By Michael McPhee
White Lake resident
(State Sen.) Mike Kowall (R-Commerce, Highland, Milford, Walled Lake, Wixom, Wolverine Lake, White Lake, Orchard Lake, West Bloomfield) has itchy feet again! First, he ran for White Lake Township supervisor and quit mid-term to become a state senator. His departure disrupted township business, leaving trustees deadlocked on who’d finish his term. Now, just eight months on the job, he’s running for Congress. If he doesn’t win, he says he’ll just stay in the state Senate and complete his term. But dithering like that hardly sets well. He sought a four-year term and voters obliged him. Now it seems he only wanted the job to bide his time until something better came along. His political wanderlust brings into question the kind of representation he provides. In particular, why do his constituents come up short when lobbyists and big donors do so well?
Mike Kowall got $1,000 from Meijer’s to run for the state Senate. After getting elected, he helped overturn a consumer law that required retailers to price each individual item. Now, shoppers are exposed to overcharges and retail jobs are at risk. Likewise, he backed a controversial tax reform that helped businesses but hurt pensioners and middle-income families. To save taxpayer money, he introduced legislation to curtail special elections while side-stepping the larger issue. These elections are mostly triggered by a career politician, like him, vacating their office early to take a position elsewhere — but nothing to deter a job-hopping politician from disrupting government, again and again. So why do we enable these candidates who seem to serve only special interests and themselves?
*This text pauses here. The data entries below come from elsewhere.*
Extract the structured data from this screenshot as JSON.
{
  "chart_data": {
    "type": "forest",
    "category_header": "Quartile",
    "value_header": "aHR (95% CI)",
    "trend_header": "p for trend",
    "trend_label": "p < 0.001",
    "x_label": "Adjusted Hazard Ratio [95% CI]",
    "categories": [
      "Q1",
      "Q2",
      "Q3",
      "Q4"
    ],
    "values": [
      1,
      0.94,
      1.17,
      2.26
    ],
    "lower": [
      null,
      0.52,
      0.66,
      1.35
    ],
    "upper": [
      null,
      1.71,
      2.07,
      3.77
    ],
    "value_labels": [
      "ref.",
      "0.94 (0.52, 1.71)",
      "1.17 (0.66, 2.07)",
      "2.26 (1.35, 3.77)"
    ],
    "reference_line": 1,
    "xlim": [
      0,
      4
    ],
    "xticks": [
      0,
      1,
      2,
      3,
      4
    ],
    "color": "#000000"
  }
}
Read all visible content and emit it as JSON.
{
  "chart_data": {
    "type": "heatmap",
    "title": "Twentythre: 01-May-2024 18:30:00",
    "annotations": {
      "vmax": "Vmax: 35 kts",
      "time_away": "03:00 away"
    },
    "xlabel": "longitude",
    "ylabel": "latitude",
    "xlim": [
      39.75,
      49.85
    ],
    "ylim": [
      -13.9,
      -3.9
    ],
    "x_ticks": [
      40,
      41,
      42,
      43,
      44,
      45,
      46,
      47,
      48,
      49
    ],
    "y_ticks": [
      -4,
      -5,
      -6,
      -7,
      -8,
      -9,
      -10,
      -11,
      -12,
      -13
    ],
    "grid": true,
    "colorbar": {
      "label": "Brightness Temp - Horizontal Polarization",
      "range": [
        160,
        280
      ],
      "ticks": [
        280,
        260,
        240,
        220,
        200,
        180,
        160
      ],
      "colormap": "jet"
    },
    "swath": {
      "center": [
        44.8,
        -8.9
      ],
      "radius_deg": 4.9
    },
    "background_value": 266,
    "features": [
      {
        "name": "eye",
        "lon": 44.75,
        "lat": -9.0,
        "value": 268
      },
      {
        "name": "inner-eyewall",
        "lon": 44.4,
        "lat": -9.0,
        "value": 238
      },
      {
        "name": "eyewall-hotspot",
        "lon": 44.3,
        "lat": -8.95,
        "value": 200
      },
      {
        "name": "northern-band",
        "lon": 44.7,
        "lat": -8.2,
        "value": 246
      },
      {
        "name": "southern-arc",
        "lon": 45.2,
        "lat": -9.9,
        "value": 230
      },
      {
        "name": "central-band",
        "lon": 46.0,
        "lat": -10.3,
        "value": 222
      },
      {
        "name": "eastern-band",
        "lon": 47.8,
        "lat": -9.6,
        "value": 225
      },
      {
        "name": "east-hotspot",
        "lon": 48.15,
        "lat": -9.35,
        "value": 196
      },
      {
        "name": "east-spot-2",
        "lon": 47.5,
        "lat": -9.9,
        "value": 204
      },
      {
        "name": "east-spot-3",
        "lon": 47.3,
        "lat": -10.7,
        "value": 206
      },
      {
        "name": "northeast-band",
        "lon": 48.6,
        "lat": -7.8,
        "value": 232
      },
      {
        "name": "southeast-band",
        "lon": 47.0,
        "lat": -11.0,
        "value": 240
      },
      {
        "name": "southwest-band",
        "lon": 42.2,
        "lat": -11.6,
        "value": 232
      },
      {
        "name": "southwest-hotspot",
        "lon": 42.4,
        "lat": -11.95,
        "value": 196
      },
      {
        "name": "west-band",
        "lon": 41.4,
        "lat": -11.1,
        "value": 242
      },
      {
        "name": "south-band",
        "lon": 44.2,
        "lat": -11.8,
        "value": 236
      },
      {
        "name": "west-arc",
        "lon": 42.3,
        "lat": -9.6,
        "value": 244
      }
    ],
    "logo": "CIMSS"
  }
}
We tried to stop them with term limits, hoping to shake up the status quo and rekindle the democratic process, but some politicians just bound from office to office to avoid getting term-limited. Occurring mid-term, it can start a chain reaction of similar events like we had here earlier this year. The ability to game the system must end if our government is ever going to function well.
Reform could start by making authenticity a job requirement for holding office, with candidates taking a vow to finish their term if elected. If they waver later, officeholders ought to be barred from accepting an appointment elsewhere and they shouldn’t be allowed to run for another office until the final months of their term either, unless they resign first and take their chances. In making this so, perhaps the interests of the people will emerge to take precedence.